Par Géraldine Goffaux Callebaut – Professeur de droit privé à l’Université d’Orléans – Directrice adjointe du CRJ Pothier (EA 1212) – Co-directrice du Master Droit du patrimoine culturel à l’Université Paris Saclay et Co-directrice du Master Marché de l’art (École du Louvre)

En marge du conflit russo-ukrainien, la presse relate un certain nombre d’exactions contre le patrimoine culturel ukrainien – le 2 mars dernier, le mémoriel juif de Babi Yar a été détruit –, ainsi que les efforts des Ukrainiens pour la sauvegarde de leurs monuments.
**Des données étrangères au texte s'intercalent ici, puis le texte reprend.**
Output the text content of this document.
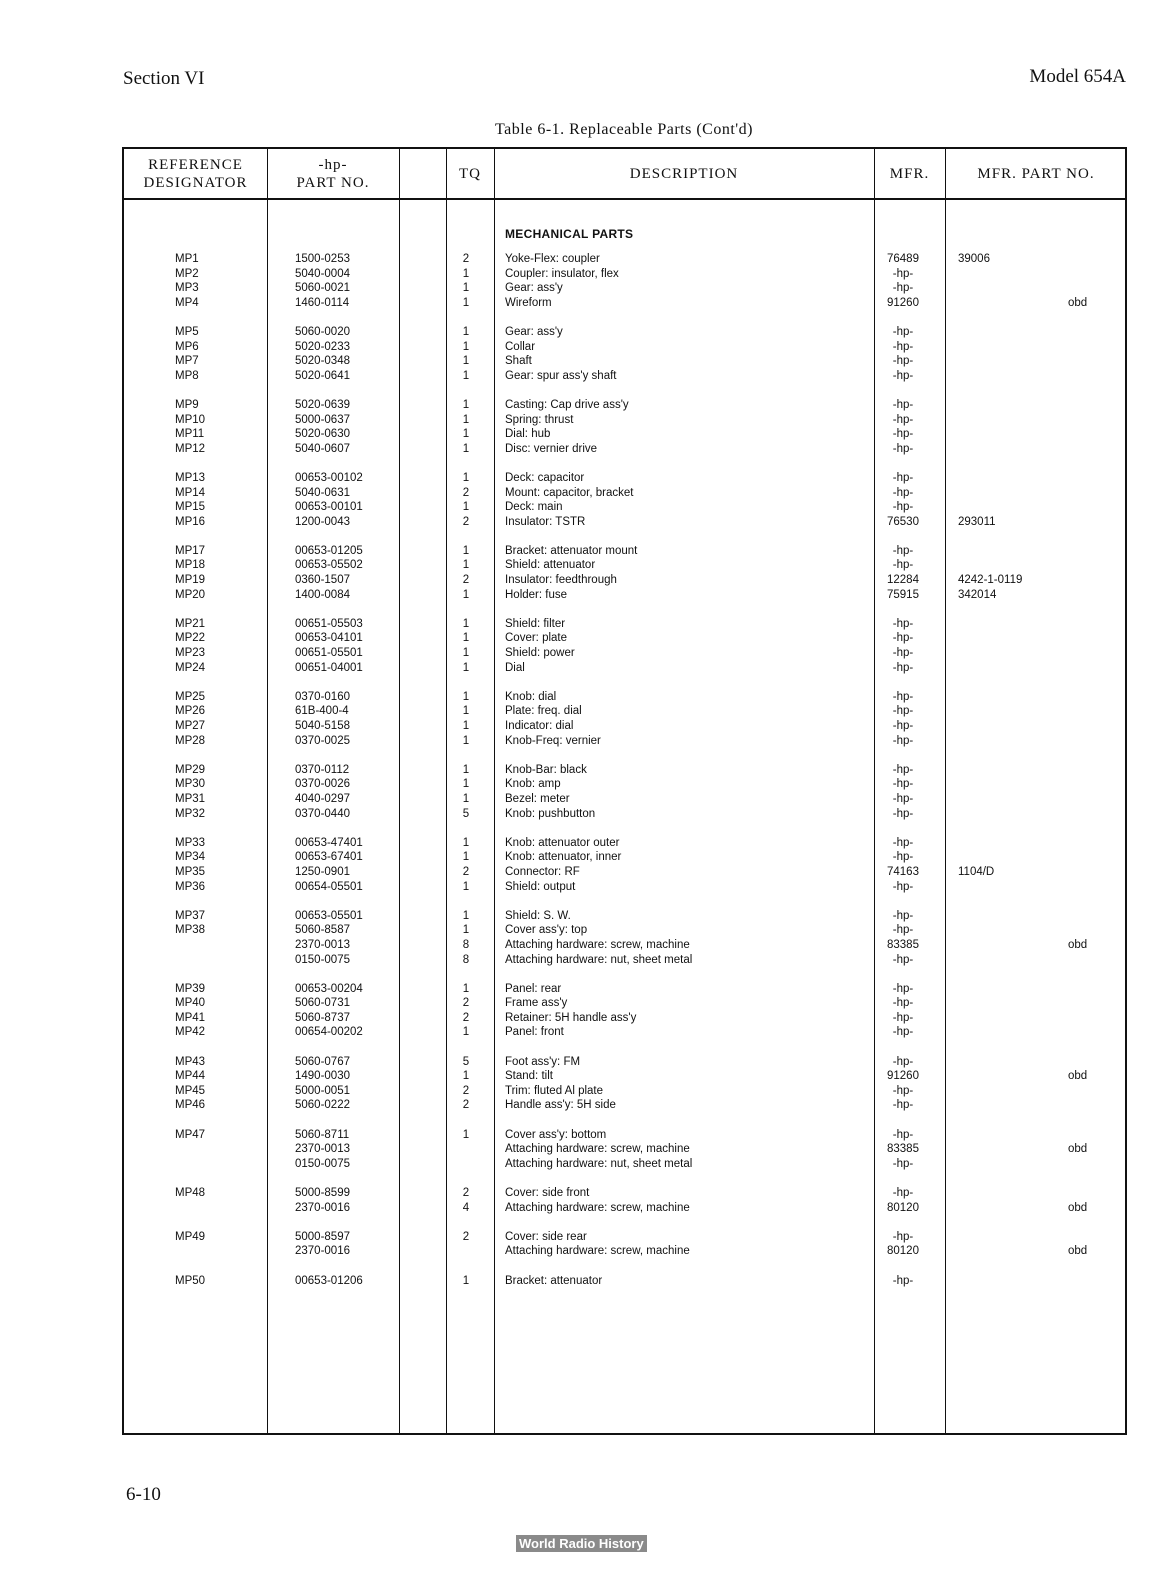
Section VI	Model 654A
Table 6-1. Replaceable Parts (Cont'd)
REFERENCE
DESIGNATOR
-hp-
PART NO.
TQ	DESCRIPTION	MFR.	MFR. PART NO.
MECHANICAL PARTS
MP1	1500-0253	2	Yoke-Flex: coupler	76489	39006
MP2	5040-0004	1	Coupler: insulator, flex	-hp-
MP3	5060-0021	1	Gear: ass'y	-hp-
MP4	1460-0114	1	Wireform	91260	obd
MP5	5060-0020	1	Gear: ass'y	-hp-
MP6	5020-0233	1	Collar	-hp-
MP7	5020-0348	1	Shaft	-hp-
MP8	5020-0641	1	Gear: spur ass'y shaft	-hp-
MP9	5020-0639	1	Casting: Cap drive ass'y	-hp-
MP10	5000-0637	1	Spring: thrust	-hp-
MP11	5020-0630	1	Dial: hub	-hp-
MP12	5040-0607	1	Disc: vernier drive	-hp-
MP13	00653-00102	1	Deck: capacitor	-hp-
MP14	5040-0631	2	Mount: capacitor, bracket	-hp-
MP15	00653-00101	1	Deck: main	-hp-
MP16	1200-0043	2	Insulator: TSTR	76530	293011
MP17	00653-01205	1	Bracket: attenuator mount	-hp-
MP18	00653-05502	1	Shield: attenuator	-hp-
MP19	0360-1507	2	Insulator: feedthrough	12284	4242-1-0119
MP20	1400-0084	1	Holder: fuse	75915	342014
MP21	00651-05503	1	Shield: filter	-hp-
MP22	00653-04101	1	Cover: plate	-hp-
MP23	00651-05501	1	Shield: power	-hp-
MP24	00651-04001	1	Dial	-hp-
MP25	0370-0160	1	Knob: dial	-hp-
MP26	61B-400-4	1	Plate: freq. dial	-hp-
MP27	5040-5158	1	Indicator: dial	-hp-
MP28	0370-0025	1	Knob-Freq: vernier	-hp-
MP29	0370-0112	1	Knob-Bar: black	-hp-
MP30	0370-0026	1	Knob: amp	-hp-
MP31	4040-0297	1	Bezel: meter	-hp-
MP32	0370-0440	5	Knob: pushbutton	-hp-
MP33	00653-47401	1	Knob: attenuator outer	-hp-
MP34	00653-67401	1	Knob: attenuator, inner	-hp-
MP35	1250-0901	2	Connector: RF	74163	1104/D
MP36	00654-05501	1	Shield: output	-hp-
MP37	00653-05501	1	Shield: S. W.	-hp-
MP38	5060-8587	1	Cover ass'y: top	-hp-
2370-0013	8	Attaching hardware: screw, machine	83385	obd
0150-0075	8	Attaching hardware: nut, sheet metal	-hp-
MP39	00653-00204	1	Panel: rear	-hp-
MP40	5060-0731	2	Frame ass'y	-hp-
MP41	5060-8737	2	Retainer: 5H handle ass'y	-hp-
MP42	00654-00202	1	Panel: front	-hp-
MP43	5060-0767	5	Foot ass'y: FM	-hp-
MP44	1490-0030	1	Stand: tilt	91260	obd
MP45	5000-0051	2	Trim: fluted Al plate	-hp-
MP46	5060-0222	2	Handle ass'y: 5H side	-hp-
MP47	5060-8711	1	Cover ass'y: bottom	-hp-
2370-0013	Attaching hardware: screw, machine	83385	obd
0150-0075	Attaching hardware: nut, sheet metal	-hp-
MP48	5000-8599	2	Cover: side front	-hp-
2370-0016	4	Attaching hardware: screw, machine	80120	obd
MP49	5000-8597	2	Cover: side rear	-hp-
2370-0016	Attaching hardware: screw, machine	80120	obd
MP50	00653-01206	1	Bracket: attenuator	-hp-
6-10
World Radio History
Parmi ceux-ci, un des plus emblématiques est sans doute la Cathédrale Sainte-Sophie de Kiev, inscrite sur la liste du patrimoine mondial de l’Unesco. Le 17 mars dernier, le comité exécutif de cette organisation a pris une décision exigeant la sauvegarde du patrimoine culturel ukrainien. D’une manière générale, le patrimoine culturel inclut les artefacts (objets fabriqués par l’Homme tels que des statues) ainsi que l’ensemble des immeubles et biens mobiliers relatifs aux monuments, bâtiments, sites ou musées.

Au regard de l’importance des enjeux humains, pourquoi le sauvetage du patrimoine culturel ukrainien est-il nécessaire ?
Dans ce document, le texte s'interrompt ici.